13 minutes ago, Padraic M said:

This is puzzling me now - when I load a fits file I can alt+click, or do multi-aperture photometry, but the measurements table doesn't contain FWHM. I can see in the Aperture Photometry Settings a list of fits file header keywords to include in the measurements table and FWHM is not one of them.

@barbulo had similar issue, don't know if it is solved now, but this is what I suggested. In above dialog - Aperture Photometry Settings - there is More options button on the bottom. This takes you to another screen where you can select FWHM measure to be included:

As far as alt-click goes - you should get profile for a single star looking like this:

In top part it says FWHM in pixels (in this case since image is not plate solved and I did not enter plate scale factor).

16 minutes ago, Padraic M said:

Also, AstroImageJ seems to approximate a FWHM based on user-defined constants (i.e. the 13/19/26 radii above, and/or the FWHM factor pf 1.4). Do you have a different way of calculating FWHM?

I don't think it approximates anything - it does Gaussian fitting and calculates FWHM (and other parameters).

Above radii are essential part of photometry process.

You need to tell how much of signal is considered star in the image - first radius / first aperture

You also need to tell software how to calculate background - this is where second and third radius come in - anything between second and third radius will be considered "Sky"

And yes, you need to set those sensibly for photometry calculations to work.

[barbulo]

20 minutes ago, Padraic M said:

the measurements table doesn't contain FWHM.

Same here! When I alt+click I have the seeing profile of the single star, as depicted by @vlaiv in the previous post. But in the FWHM column is missing in the tote view. 

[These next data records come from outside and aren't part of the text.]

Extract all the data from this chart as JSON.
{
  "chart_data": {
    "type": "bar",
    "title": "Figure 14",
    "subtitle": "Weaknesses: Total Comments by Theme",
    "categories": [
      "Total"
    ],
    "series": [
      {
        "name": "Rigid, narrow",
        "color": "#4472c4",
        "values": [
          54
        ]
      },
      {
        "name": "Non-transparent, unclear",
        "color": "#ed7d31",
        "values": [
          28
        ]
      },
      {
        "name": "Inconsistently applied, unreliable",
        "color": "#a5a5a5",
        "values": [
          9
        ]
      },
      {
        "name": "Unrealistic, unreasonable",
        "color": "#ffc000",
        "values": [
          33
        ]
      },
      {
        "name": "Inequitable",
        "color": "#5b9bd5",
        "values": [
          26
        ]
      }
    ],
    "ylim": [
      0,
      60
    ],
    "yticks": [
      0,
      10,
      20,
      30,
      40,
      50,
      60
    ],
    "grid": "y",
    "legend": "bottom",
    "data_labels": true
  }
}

Trying to solve the issue, I updated the AtroimageJ app to its latest version (3.40). Now I can't open any image file. 🤦‍♂️

Tonight is the fist clear in weeks so I will try to troubleshoot any other night. 

[alacant]

40 minutes ago, Padraic M said:

different way of calculating FWHM

There's a good method described here.

Open source download here.

HTH

[Padraic M]

Thanks Vlaiv,

57 minutes ago, vlaiv said:

you can select FWHM measure to be included

Yes, I have that selected. Still no sign. I'll keep reading and trying - I don't want to hog your time! I can get FWHM in the seeing profile. Also in pixels, although I've plate-solved and set the plate scale. 

This is how my radii are set. 

57 minutes ago, barbulo said:

Now I can't open any image file. 🤦‍♂️

Oops! I'm on 3.2 so maybe it's worth the risk??

@alacant thanks for that link. I have Siril installed so will take a look. 

 

[vlaiv]

11 minutes ago, Padraic M said:

es, I have that selected. Still no sign. I'll keep reading and trying - I don't want to hog your time! I can get FWHM in the seeing profile. Also in pixels, although I've plate-solved and set the plate scale. 

That profile looks like clipped, so be careful - use stars that are not saturated in their cores (less bright ones) for FWHM measurement.

[Padraic M]

Yes, I noticed. It may be showing that a shorter exposure/lower gain might be appropriate as quite a few stars are saturated at that level.